[The following is guest post from Brendan Myers. Brendan Myers, Ph.D., is a Canadian philosophy professor, a winner of OBOD’s Mount Haemus award for research in Druidry, and the author of “The Other Side of Virtue”, “Loneliness and Revelation”, and other titles. Find him (and his books) on the web at brendanmyers.net.]
The recent interruption to Jason’s blog service, and the generosity of the movement which raised for him the money to pay his increased costs within a single day, got me thinking about volunteerism and community building in the pagan movement.
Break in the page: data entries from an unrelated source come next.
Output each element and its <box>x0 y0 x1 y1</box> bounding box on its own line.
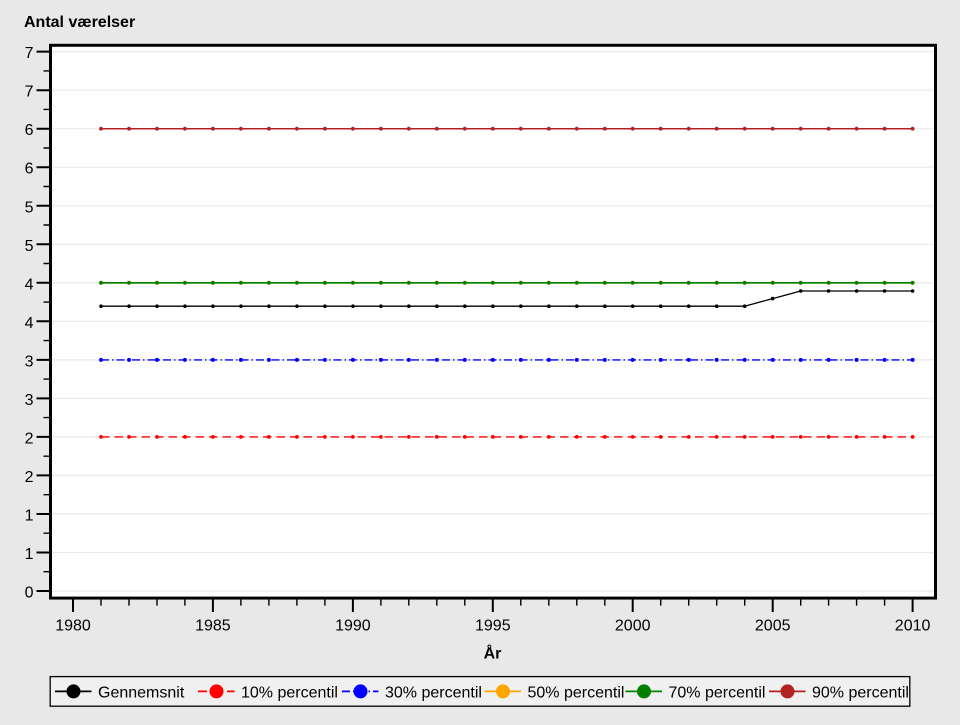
svg-text:90% percentil: 90% percentil <box>812 685 909 702</box>
svg-text:3: 3 <box>25 392 34 409</box>
svg-text:2005: 2005 <box>755 618 791 635</box>
svg-text:2: 2 <box>25 469 34 486</box>
svg-text:4: 4 <box>25 315 34 332</box>
svg-text:5: 5 <box>25 238 34 255</box>
svg-text:2010: 2010 <box>895 618 931 635</box>
svg-text:År: År <box>484 644 502 663</box>
svg-text:1: 1 <box>25 508 34 525</box>
svg-text:1985: 1985 <box>195 618 231 635</box>
svg-text:1: 1 <box>25 546 34 563</box>
svg-text:1990: 1990 <box>335 618 371 635</box>
svg-text:7: 7 <box>25 45 34 62</box>
svg-text:1995: 1995 <box>475 618 511 635</box>
svg-text:4: 4 <box>25 276 34 293</box>
svg-text:7: 7 <box>25 84 34 101</box>
svg-text:2: 2 <box>25 430 34 447</box>
svg-text:10% percentil: 10% percentil <box>241 685 338 702</box>
svg-text:70% percentil: 70% percentil <box>669 685 766 702</box>
svg-text:3: 3 <box>25 353 34 370</box>
svg-text:0: 0 <box>25 585 34 602</box>
svg-text:6: 6 <box>25 161 34 178</box>
svg-text:50% percentil: 50% percentil <box>528 685 625 702</box>
svg-text:1980: 1980 <box>55 618 91 635</box>
svg-text:Gennemsnit: Gennemsnit <box>98 685 185 702</box>
svg-text:Antal værelser: Antal værelser <box>24 14 135 31</box>
svg-text:5: 5 <box>25 199 34 216</box>
svg-text:30% percentil: 30% percentil <box>385 685 482 702</box>
svg-text:2000: 2000 <box>615 618 651 635</box>
svg-text:6: 6 <box>25 122 34 139</box>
What does it mean to ‘build’ community? Probably the simplest and broadest answer is this: to build a community is to create and sustain relationships between people. Some are the relations of teachers to students, doctors and nurses to patients, and parents to children. Some are the relations of storytellers (that includes journalists!) and their audiences. Human relationships inform the way that food lands on our table, the way books are published and distributed, the way musicians and poets and artists create things of beauty for everyone to share. The basic relationship, perhaps underlying all others, is the relation between friends: and in ancient European pagan culture, friendship seems to have been at least as important as tribal solidarity, and sometimes more so. Indeed I will argue that the sacred itself, whatever else it may be, is a function of our human relationships. But I would like to make a different point today.
All our relationships are person-to-person. They involve people seeing, hearing, touching, and speaking to each other; they involve sharing goods; and they involve moral values like generosity and compassion.
But they are also mediated and assisted by the material infrastructure: town squares, telephone networks, internet servers, farmer’s markets, schools, libraries, concert halls, and private homes. Relationships do not happen in abstraction. They need a place; they need a centre, even a home.
And infrastructure, as you know, costs money. That’s probably why there are donation drives on the Wild Hunt from time to time. A local community wants to rent a hall for regular public rituals, or rent a campground for an annual outdoor festival. An organization wants to publish a newsletter. An elderly teachers wants to talk to her geographically-distant students on the phone, or drive to visit them once in a while. These things do not come free.
I have decided, therefore, that I will donate 50% of all my book royalties, from January to June 2011, to pagan community infrastructure projects. I also invite other pagan writers to do the same.
Most people can do more than they think they can. Indeed most people can do more than they are already doing. As for myself, I volunteer my labour and sometimes donate money for various local causes, and I also write books which (I hope!) contribute usefully to the movement’s intellectual life. But it occurred to me that, like most people, I can probably do much more than I’m already doing. I would like to encourage more volunteerism. But at least some of the volunteerism has to be in the form of cash donations, for the sake of maintaining the infrastructure. This is, I think, an indirect but very important way to support the human relationships in our community, and the values which animate them.
This may not be much money. In the last six months of last year, my royalty income was less than one month of my rent. Other pagan writers are in a similar position: we write for a niche market, after all. But if people are willing to support me as a writer by purchasing my books, then I will be very willing to support the movement in return by sharing some of my royalties with projects that will benefit many others.
Some such projects are internet-based, such as the Pagan Newswire Collective. Some are pagan owned and operated campgrounds that operate year-round, such as Raven’s Knoll. Some are annual conferences that have rental costs to pay, such as the Gaia Gathering. I invite comments and suggestions from everyone about where people think I should donate the money. I wouldn’t want people to believe that by buying one of my books, they might support a project they don’t believe in. But I do hope that my position in the movement as a writer, small though it may be, can benefit more than just myself.
Communities simply cannot be built unless its members see beyond their own immediate wants and needs, and start to take care of each other in an organized way. I can do that with my book royalties. Communities simply don’t survive unless people are ready to do something selfless for others, which will benefit everyone (and yes, including themselves) in the long run. I can donate some of my money. What more, and what else, can you do? I’m curious to find out.